Regional Reviews: Phoenix
The play focuses on a group of women who are members of the Yorkshire branch of the Women's Institute, a women's voluntary organization. When Annie's husband John dies from leukemia, her best friend Chris makes it her mission to raise funds to purchase a settee in his honor at the local hospital. Finding out how well calendars with discreet nudity sell, Chris decides it would bring in more money for the cause if the women in the Women's Institute posed nude for the calendar compared to the local country scenes that Marie, the head of their Institute, plans to feature. But can Chris convince her fellow WI members to pose nude without Marie finding out? And will anyone even buy a calendar featuring discreet nude photos of women "of a certain age"?
The play was adapted by Tim Firth from the screenplay he wrote with Juliette Towhidi which it follows fairly closely. A few minor characters and situations have been changed or eliminated but the realistic characters and humorous and heart-lifting scenes are intact. However, there is minimal drama beyond Chris' butting heads with Marie and some minor confrontations and misunderstandings among the women. And, while the comical moments work best, the dramatic ones lose a little impact without the benefits of film close-ups.
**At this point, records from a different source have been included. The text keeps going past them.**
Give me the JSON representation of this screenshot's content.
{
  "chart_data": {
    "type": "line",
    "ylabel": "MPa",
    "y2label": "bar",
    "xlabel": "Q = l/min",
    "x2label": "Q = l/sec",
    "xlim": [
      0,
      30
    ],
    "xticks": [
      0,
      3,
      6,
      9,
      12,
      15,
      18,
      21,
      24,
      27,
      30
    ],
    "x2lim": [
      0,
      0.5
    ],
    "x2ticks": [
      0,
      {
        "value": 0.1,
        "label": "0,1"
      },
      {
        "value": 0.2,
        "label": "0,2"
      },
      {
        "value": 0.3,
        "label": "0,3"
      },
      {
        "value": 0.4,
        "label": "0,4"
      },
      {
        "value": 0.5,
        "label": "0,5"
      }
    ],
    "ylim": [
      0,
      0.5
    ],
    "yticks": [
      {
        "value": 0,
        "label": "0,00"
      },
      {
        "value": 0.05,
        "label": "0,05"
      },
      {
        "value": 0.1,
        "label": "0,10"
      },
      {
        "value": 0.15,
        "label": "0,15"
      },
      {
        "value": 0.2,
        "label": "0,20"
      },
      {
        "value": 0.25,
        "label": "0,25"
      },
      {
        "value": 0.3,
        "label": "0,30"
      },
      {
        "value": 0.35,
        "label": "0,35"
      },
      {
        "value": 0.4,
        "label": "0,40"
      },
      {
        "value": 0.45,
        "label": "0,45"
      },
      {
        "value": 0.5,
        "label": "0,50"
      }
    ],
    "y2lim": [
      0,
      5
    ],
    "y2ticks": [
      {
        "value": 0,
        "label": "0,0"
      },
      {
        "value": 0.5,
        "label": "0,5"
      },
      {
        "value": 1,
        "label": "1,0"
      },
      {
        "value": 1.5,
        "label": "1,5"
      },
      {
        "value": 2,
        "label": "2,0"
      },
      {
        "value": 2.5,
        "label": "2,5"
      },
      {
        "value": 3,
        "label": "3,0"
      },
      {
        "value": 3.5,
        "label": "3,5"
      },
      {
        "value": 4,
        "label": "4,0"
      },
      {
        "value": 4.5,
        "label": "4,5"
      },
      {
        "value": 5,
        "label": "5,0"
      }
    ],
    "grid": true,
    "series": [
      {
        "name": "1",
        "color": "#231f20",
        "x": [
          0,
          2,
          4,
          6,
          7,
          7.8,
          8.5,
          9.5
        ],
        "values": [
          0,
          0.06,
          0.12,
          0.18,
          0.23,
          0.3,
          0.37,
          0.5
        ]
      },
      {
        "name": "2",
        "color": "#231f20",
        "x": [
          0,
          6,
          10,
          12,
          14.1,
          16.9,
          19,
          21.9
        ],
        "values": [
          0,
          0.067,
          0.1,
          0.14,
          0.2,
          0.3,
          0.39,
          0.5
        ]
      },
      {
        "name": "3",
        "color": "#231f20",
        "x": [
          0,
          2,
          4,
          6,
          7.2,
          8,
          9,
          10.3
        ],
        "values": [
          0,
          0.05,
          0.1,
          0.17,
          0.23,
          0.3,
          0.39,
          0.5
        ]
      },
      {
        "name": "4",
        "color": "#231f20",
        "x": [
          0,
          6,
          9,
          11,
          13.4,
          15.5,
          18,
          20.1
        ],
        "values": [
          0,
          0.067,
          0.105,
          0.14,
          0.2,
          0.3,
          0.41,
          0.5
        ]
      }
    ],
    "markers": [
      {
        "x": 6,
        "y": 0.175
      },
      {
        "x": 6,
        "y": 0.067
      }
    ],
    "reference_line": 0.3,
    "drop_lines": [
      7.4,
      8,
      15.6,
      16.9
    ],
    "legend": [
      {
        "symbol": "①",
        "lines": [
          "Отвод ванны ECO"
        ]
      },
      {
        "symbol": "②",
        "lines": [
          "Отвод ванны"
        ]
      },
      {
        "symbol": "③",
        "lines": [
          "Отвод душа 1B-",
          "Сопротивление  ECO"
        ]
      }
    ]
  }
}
Fortunately, Phoenix Theatre's cast is top drawer featuring the cream of the crop of the Valley's "mature" actresses, plus a stellar turn by newcomer to the area Elyse Wolf, who plays Chris. Wolf and Shari Watts, as Annie, form a realistic pair of best friends. Wolf has great comedic timing while Watts gives a lovely, assured delivery in the sensitive moments of the play. Johanna Carlisle, Patti Davis, Cathy Dresbach, and Debra K. Stevens round out the main female roles, with each delivering well thought out characters with some depth, even though the script doesn't always give them much to play off of. Carlisle is hilarious as the unafraid, bawdy and busty Celia; Davis is winning as the retired school teacher who still has plenty of life left in her; Stevens is bright and fun as the piano playing Cora; and Dresbach instills the right struggle between British repressiveness and the desire to break out of the role that people believe she should be playing. In just a few brief scenes, D. Scott Withers instills a great connection with Watts, as well as all of the women in the cast, as John; and Maren Maclean paints Marie with appropriate shades of disdain and authority and a small amount of understanding. Also, Will Hightower adds some humor as the shocked, but caring, photographer and David Dickinson is charming as Chris' husband.
Director EE Moe achieves a fast-paced production and derives well balanced performances from her entire cast, letting the comedy shine bright but not overstepping the emotion at the core of the story. The nude scenes are discreetly staged but also delivered with hilarious results. Creative elements are charming, with Douglas Clarke's scenic design fairly simple but colorful, Addy Diaz's costumes fun and bright, and William Kirkham's lighting stunningly serene.
While the theatrical version of Calendar Girls adds very little to the joys of the film, it does result, like the movie, in a heartwarming and moving affair. And seeing some of the best actresses in town having a field day, baring both their hearts and their bodies, is a joyous enough reason to pay them a visit.
Calendar Girls runs through February 7th, 2016, at the Phoenix Theatre at 100 E. McDowell Road in Phoenix. Tickets can be purchased at phoenixtheatre.com or by calling 602-254-2151.